鉄腕アトムで考える来るべき大阪万博
⭐️鉄腕アトムで考える大阪万博⭐️
鉄腕アトムはモノクロアニメの時代では、科学万能の思想だった。
科学の発展が明るい未来を創るという夢と希望があった。
ところが1980年のカラー版アトムでは、科学に対してペシミスティックな視点が生まれた。
科学よりも明るい未来を創るのは人間性であることが全面的なテーマとなった。
1970年の大阪万博ではまだ、第一期のアトムの思想が主題でもおかしくはなかった。
それでも、岡本太郎が科学の進歩がどれだけ人類を蝕んだかを語り、プリミティブへ回帰せよとのメッセージを同時に訴えかけた。
未来への夢と希望と、絶望の淵になる人類という危うい姿勢とテーマの中に1970年の大阪万博は成立していた。
そして1980年、新しいアトムが来た。
科学よりもプリミティヴな人の心が未来を救うことを示した。
そして、手塚治虫は『ガラスの地球を救え!』を書き、『火の鳥』を完成させた。
科学文明が数値と計算で夢を実現する「電気の魔法」であることを我々は知るに至った。
「電気の魔法」を喜ぶのは科学を大衆に消費させる資本家だけであって、電気の魔法は次々と地球を破壊した。
手塚の訴えた「ガラスの地球」は「プラスチックと放射能の天体」となった。
ここへ来て岸田総理は子供たちに来る未来へ「空飛ぶ自動車」の夢を語ろうにも虚しさしか残らない。

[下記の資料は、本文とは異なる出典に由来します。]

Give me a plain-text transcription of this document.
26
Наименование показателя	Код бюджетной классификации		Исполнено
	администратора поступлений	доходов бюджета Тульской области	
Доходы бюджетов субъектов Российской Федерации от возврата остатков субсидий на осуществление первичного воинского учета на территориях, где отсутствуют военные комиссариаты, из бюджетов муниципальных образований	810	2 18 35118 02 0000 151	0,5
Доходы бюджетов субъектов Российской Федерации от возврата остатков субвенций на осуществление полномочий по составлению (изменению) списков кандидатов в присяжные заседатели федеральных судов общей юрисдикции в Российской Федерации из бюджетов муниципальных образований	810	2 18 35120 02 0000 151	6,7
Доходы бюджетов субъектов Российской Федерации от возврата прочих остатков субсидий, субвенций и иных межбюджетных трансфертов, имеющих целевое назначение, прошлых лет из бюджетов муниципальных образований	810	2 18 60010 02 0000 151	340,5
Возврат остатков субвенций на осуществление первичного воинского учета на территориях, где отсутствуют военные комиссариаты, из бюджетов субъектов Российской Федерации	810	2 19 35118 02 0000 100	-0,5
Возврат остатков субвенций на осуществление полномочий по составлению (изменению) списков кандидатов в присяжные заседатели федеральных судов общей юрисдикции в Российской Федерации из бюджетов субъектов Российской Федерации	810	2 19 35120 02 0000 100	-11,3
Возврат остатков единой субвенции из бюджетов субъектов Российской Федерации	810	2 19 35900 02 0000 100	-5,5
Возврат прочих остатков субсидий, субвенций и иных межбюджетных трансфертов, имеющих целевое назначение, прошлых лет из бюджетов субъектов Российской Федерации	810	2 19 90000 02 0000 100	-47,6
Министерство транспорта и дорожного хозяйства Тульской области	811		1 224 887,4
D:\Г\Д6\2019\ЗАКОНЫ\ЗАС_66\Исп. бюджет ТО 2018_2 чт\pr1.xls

今更に大阪万博で「電気の魔法」の夢を見せても、世界中が知っている。
「電気の魔法」はディストピアしか作らないと。
アトムとは原子である。
生命の最小の単位であり、心の最小単位である。
そして、地球を作っていた最小単位である。
その原子を「電気の魔法」にかけた時、われわれは悪魔の火を生んだ。
プロメテウスの誤謬だ。
いま、われわれが必要な万博とは「原子を見つめて原始に帰ること」である。
われわれは「空飛ぶ車」の夢などもう必要とはしない。
それが忌まわしいものだと世界は気づいているのだら。
2本の足で大地を踏みしめる歩みだけで十分なのだ。
「電気の魔法」」を捨てよ。
原始に帰れ。
世界中はそれを知っている。
大阪万博は必要なのか?
ぼくはいらない。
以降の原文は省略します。